Ceri who works in Obstetrics and Gynecology said, “We had a PPE crisis when we were set up to work in plastic aprons and expected not to contract any viruses.

“Patients are less safe than they have been previously. Trying to look after more patients with fewer staff will inevitably be an issue for patient safety”.

A general medicine doctor who came to support her colleagues explained, “I’m here today to support my colleagues to get the pay restoration all of us deserve. I qualified back in 2010, and it’s a very different environment from when I started as a junior doctor. Taking into account the changes in the cost of living, the different expectations of what we as doctors have to do, our training, etc. All of that does add up financially. We are only asking for a slight increase to be able to do our job.

“Just the travel costs to get to the job [means] that we have to spend nearly a grand alone on GMC [General Medical Council] registrations, our indemnity insurance, and the costs of staying up to date through courses and taking exams… all of these things add up. As a working mum as well, there are childcare costs. I love what I do and having returned to Wales where I grew up, but it’s increasingly unviable.

“The workload is quite intense. Compared to 2010, the number of patients in hospital at one time is quite significant, even outside of winter pressures, even in summertime. We have a lot of issues such as lack of movement into the community, lack of social care available to patients who need that support to go home and although there is a lot of attention on the front door, the back door at this stage is one of the biggest issues that hasn’t been addressed.

“They [the government] are looking to turn care private, but that means people will have to choose between care and being able to feed themselves.”

Hannah works in accident and emergency (A&E). She said, “We need to value the NHS and make sure we’re investing in it for the future; otherwise, we’re not going to have an NHS going forward. Staff morale is low, and people are leaving, and we can’t sustain that. We need better pay and better staffing.

“Routine appointments that have been postponed because of COVID--where urgent care had to be a priority--all the time that people have had to wait for these routine appointments, they are also at a breaking point and have to then seek urgent care. There is such a high demand in the A&E department and there is not the staff to be able to manage that. As a consequence, people are coming in a lot sicker.

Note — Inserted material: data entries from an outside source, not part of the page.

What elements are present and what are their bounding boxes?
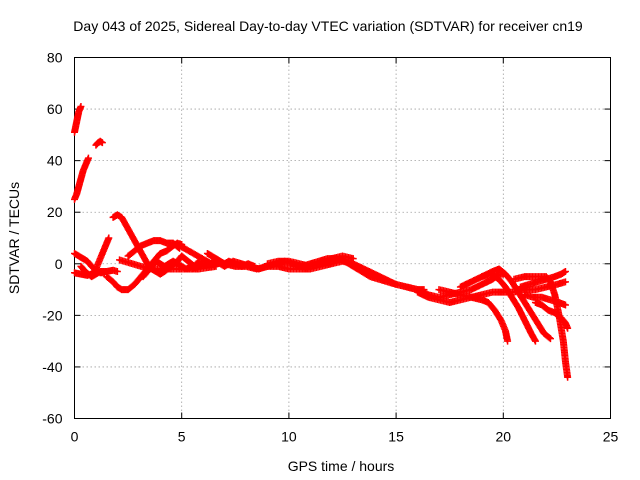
data-point <box>561 301 569 309</box>
data-point <box>564 373 572 381</box>
series-arc-u <box>516 268 569 291</box>
chart-title: Day 043 of 2025, Sidereal Day-to-day VTE… <box>73 18 583 34</box>
series-arc-s <box>478 265 554 343</box>
data-point <box>561 278 569 286</box>
axis-ticks: 0 5 10 15 20 25 -60 -40 -20 0 20 40 60 80 <box>42 50 618 445</box>
series-arc-r <box>456 270 539 345</box>
data-point <box>113 268 121 276</box>
series-arc-n <box>263 252 357 270</box>
data-point <box>561 268 569 276</box>
series-arc-w <box>521 291 569 309</box>
data-point <box>504 337 512 345</box>
data-point <box>349 255 357 263</box>
series-arc-a <box>71 102 85 136</box>
plot-frame <box>74 57 611 419</box>
x-tick-label: 10 <box>281 429 297 445</box>
data-point <box>105 234 113 242</box>
x-tick-label: 25 <box>603 429 619 445</box>
x-tick-label: 20 <box>496 429 512 445</box>
y-axis-label: SDTVAR / TECUs <box>6 182 22 294</box>
data-point <box>77 102 85 110</box>
y-tick-label: -40 <box>42 359 62 375</box>
y-tick-label: -60 <box>42 411 62 427</box>
y-tick-label: 40 <box>47 153 63 169</box>
series-arc-b <box>71 154 92 203</box>
series-arc-x <box>116 240 220 273</box>
data-point <box>531 337 539 345</box>
data-point <box>546 335 554 343</box>
data-point <box>564 324 572 332</box>
y-tick-label: 80 <box>47 50 63 66</box>
data-point <box>98 139 106 147</box>
x-tick-label: 0 <box>71 429 79 445</box>
series-arc-c <box>92 137 106 149</box>
y-tick-label: 0 <box>55 256 63 272</box>
data-point <box>545 334 553 342</box>
x-tick-label: 5 <box>178 429 186 445</box>
data-point <box>175 241 183 249</box>
y-tick-label: 60 <box>47 101 63 117</box>
data-point <box>173 240 181 248</box>
y-tick-label: -20 <box>42 307 62 323</box>
series-arc-f <box>77 262 121 281</box>
y-tick-label: 20 <box>47 204 63 220</box>
x-tick-label: 15 <box>388 429 404 445</box>
x-axis-label: GPS time / hours <box>288 458 395 474</box>
series-arc-q <box>435 286 512 345</box>
data-point <box>84 154 92 162</box>
data-points <box>71 102 572 381</box>
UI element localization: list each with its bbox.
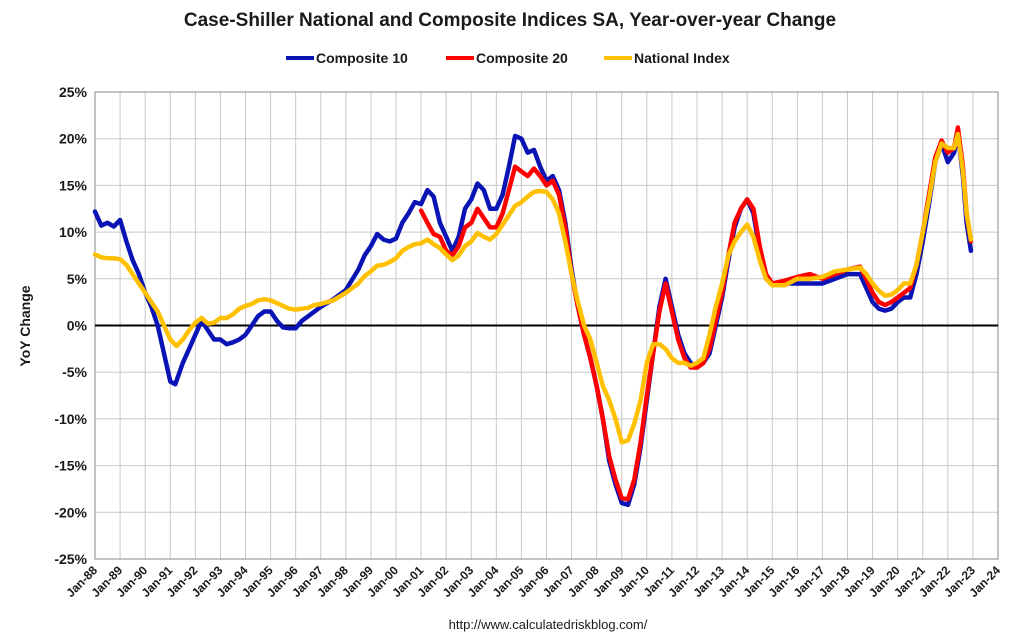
y-tick-label: 15% [59,177,88,193]
y-tick-label: -5% [62,364,87,380]
chart-title: Case-Shiller National and Composite Indi… [184,10,836,31]
y-tick-label: 5% [67,271,88,287]
series-lines [92,125,974,508]
y-tick-label: -25% [54,551,87,567]
legend-label-national-index: National Index [634,50,730,66]
x-axis-ticks: Jan-88Jan-89Jan-90Jan-91Jan-92Jan-93Jan-… [63,563,1003,600]
series-line-composite-20 [418,125,974,502]
y-tick-label: -20% [54,504,87,520]
y-tick-label: 0% [67,318,88,334]
y-tick-label: 25% [59,84,88,100]
y-tick-label: -15% [54,458,87,474]
legend-label-composite-10: Composite 10 [316,50,408,66]
y-axis-label: YoY Change [17,285,33,366]
series-line-national-index [92,131,974,445]
y-tick-label: -10% [54,411,87,427]
series-line-composite-10 [92,131,974,508]
y-tick-label: 10% [59,224,88,240]
source-url: http://www.calculatedriskblog.com/ [449,617,648,632]
legend-label-composite-20: Composite 20 [476,50,568,66]
y-tick-label: 20% [59,131,88,147]
legend: Composite 10 Composite 20 National Index [286,50,730,66]
y-axis-ticks: -25% -20% -15% -10% -5% 0% 5% 10% 15% 20% 25% [54,84,87,567]
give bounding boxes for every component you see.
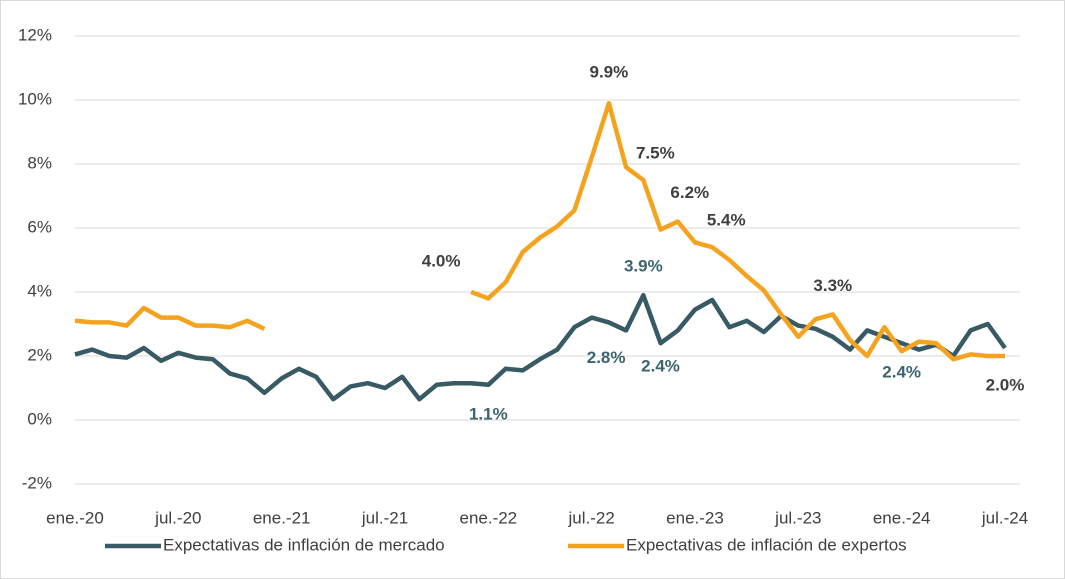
y-tick-label: 10%: [18, 89, 52, 108]
legend-label: Expectativas de inflación de mercado: [163, 535, 445, 554]
x-tick-label: jul.-23: [774, 508, 821, 527]
x-tick-label: jul.-22: [568, 508, 615, 527]
x-tick-label: ene.-21: [253, 508, 311, 527]
x-tick-label: ene.-22: [459, 508, 517, 527]
series-line: [74, 292, 1007, 402]
y-tick-label: 0%: [27, 409, 52, 428]
value-label: 3.3%: [813, 276, 852, 295]
y-tick-label: 2%: [27, 345, 52, 364]
value-label: 6.2%: [670, 183, 709, 202]
x-tick-label: ene.-20: [46, 508, 104, 527]
x-tick-label: ene.-23: [666, 508, 724, 527]
x-tick-label: ene.-24: [873, 508, 931, 527]
y-tick-label: 4%: [27, 281, 52, 300]
y-tick-label: -2%: [22, 473, 52, 492]
value-label: 2.4%: [641, 357, 680, 376]
value-label: 3.9%: [624, 257, 663, 276]
y-tick-label: 6%: [27, 217, 52, 236]
x-tick-label: jul.-24: [981, 508, 1028, 527]
value-label: 2.0%: [986, 375, 1025, 394]
value-label: 2.8%: [587, 348, 626, 367]
value-label: 7.5%: [636, 143, 675, 162]
value-label: 5.4%: [707, 211, 746, 230]
value-label: 1.1%: [469, 404, 508, 423]
series-line: [74, 100, 1005, 362]
value-label: 2.4%: [882, 363, 921, 382]
y-tick-label: 12%: [18, 25, 52, 44]
value-label: 4.0%: [422, 251, 461, 270]
x-tick-label: jul.-20: [154, 508, 201, 527]
value-label: 9.9%: [590, 63, 629, 82]
x-tick-label: jul.-21: [361, 508, 408, 527]
y-tick-label: 8%: [27, 153, 52, 172]
legend-label: Expectativas de inflación de expertos: [626, 535, 907, 554]
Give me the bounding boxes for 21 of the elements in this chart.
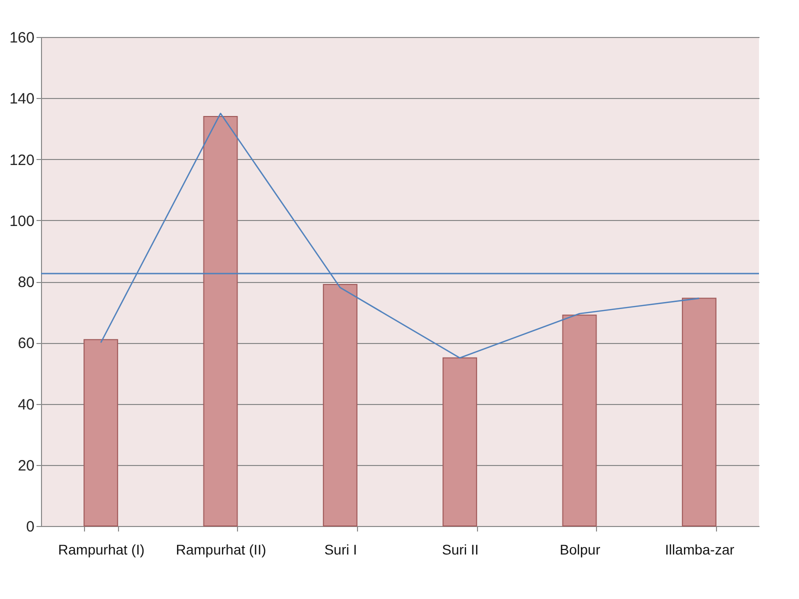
y-tick-label: 60 [18,335,34,352]
x-tick-label: Suri II [442,542,479,558]
y-tick-label: 100 [9,212,34,230]
y-tick-label: 140 [9,90,34,108]
x-tick-label: Illamba-zar [665,542,735,558]
bar [442,357,478,526]
x-tick-label: Rampurhat (I) [58,542,145,558]
x-tick-label: Bolpur [560,542,601,558]
bar [84,339,118,526]
bar [203,116,238,526]
y-tick-label: 160 [9,30,34,46]
bar [562,314,597,526]
y-tick-label: 120 [9,152,34,169]
y-tick-label: 40 [18,396,34,414]
x-tick-label: Suri I [324,542,358,558]
y-tick-label: 0 [26,518,34,536]
bar [322,284,358,526]
y-tick-label: 20 [18,457,34,474]
bar [682,298,716,526]
y-tick-label: 80 [18,274,34,291]
x-tick-label: Rampurhat (II) [176,542,266,558]
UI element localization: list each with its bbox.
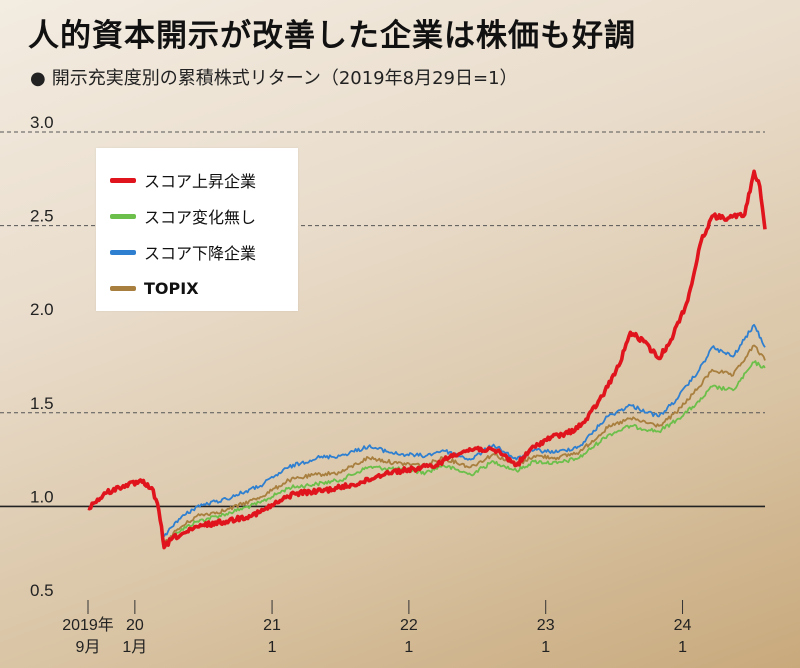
x-tick-month: 1 (678, 639, 687, 656)
legend-label: スコア上昇企業 (144, 172, 257, 191)
subtitle-text: 開示充実度別の累積株式リターン（2019年8月29日=1） (51, 68, 518, 89)
x-tick-month: 1 (404, 639, 413, 656)
y-tick-label: 1.5 (30, 394, 54, 413)
x-tick-month: 1 (541, 639, 550, 656)
chart-subtitle: ● 開示充実度別の累積株式リターン（2019年8月29日=1） (30, 64, 518, 90)
legend-label: スコア下降企業 (144, 244, 257, 263)
series-line-score-up (87, 169, 767, 550)
legend-label: スコア変化無し (144, 208, 257, 227)
x-tick-year: 22 (400, 617, 418, 634)
x-tick-month: 1 (268, 639, 277, 656)
legend-swatch (110, 249, 136, 255)
series-line-score-flat (163, 360, 766, 545)
legend-item-score-down: スコア下降企業 (110, 240, 256, 264)
bullet-icon: ● (30, 68, 46, 89)
y-tick-label: 2.5 (30, 207, 54, 226)
x-tick-month: 1月 (122, 639, 147, 656)
y-tick-label: 0.5 (30, 581, 54, 600)
x-tick-year: 21 (263, 617, 281, 634)
legend-item-score-up: スコア上昇企業 (110, 168, 256, 192)
y-tick-label: 2.0 (30, 300, 54, 319)
y-tick-label: 1.0 (30, 487, 54, 506)
chart-title: 人的資本開示が改善した企業は株価も好調 (28, 18, 636, 54)
legend-swatch (110, 177, 136, 183)
series-lines (87, 169, 767, 550)
legend-swatch (110, 213, 136, 219)
x-tick-year: 2019年 (62, 616, 114, 634)
series-line-score-down (163, 323, 766, 537)
legend-item-topix: TOPIX (110, 276, 199, 300)
legend: スコア上昇企業 スコア変化無し スコア下降企業 TOPIX (96, 148, 298, 311)
series-line-topix (163, 344, 766, 545)
x-tick-year: 20 (126, 617, 144, 634)
legend-swatch (110, 285, 136, 291)
y-tick-label: 3.0 (30, 113, 54, 132)
legend-item-score-flat: スコア変化無し (110, 204, 256, 228)
x-axis-ticks: 2019年 9月 20 1月 21 1 22 1 23 1 24 1 (62, 600, 692, 656)
y-axis-ticks: 0.5 1.0 1.5 2.0 2.5 3.0 (30, 113, 54, 600)
legend-label: TOPIX (144, 278, 199, 298)
x-tick-year: 24 (674, 617, 692, 634)
x-tick-year: 23 (537, 617, 555, 634)
x-tick-month: 9月 (76, 639, 101, 656)
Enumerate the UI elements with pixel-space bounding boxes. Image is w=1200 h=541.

From left, Hannah, Kate, Zoe. One placard reads, "Diagnosis undervalued-Plan: a Fair Pay; B Australia" This refers to the fact that many NHS workers have left the UK to work in Australia because the pay is higher than in Britain. OECD figures show total number of UK-trained doctors in Australia rose from 3,949 in 2013 to 6,621 in 2021.

“If we had more preventative measures and managed people as outpatients better then we probably wouldn’t have so many people so unwell and in dire straits coming into us.”

Zoe said, “The working conditions are in free fall. So many people have left. There is no enticement for them to come back. If we carry on like this, it’s going to get worse and worse.

“During COVID, we could accept that we were working during a crisis and conditions would be lower, and everything would be busier, and being burnt out from that was inevitable, but that has continued, and we feel like we are still working twice as hard as we can sustain. This is why people leave and take career breaks and in years to come we are not going to have the supply of doctors that we need.

“We thought we had the help of the government, but we don’t. Strike action is the last resort. It’s not what anybody wants to have to do, but we’ve held out as long as we can and we can’t work in such unsafe environments anymore.”

Kate, a doctor in Pediatrics, said, “We’ve reached a breaking point. There are so many gaps in the rota from sickness because people are working beyond their capabilities and we are working twice as hard to fill those gaps, and it leads to burnout. It’s not sustainable. It’s a health system for everybody, no matter where they come from or what their need is, and we need to be able to value that.”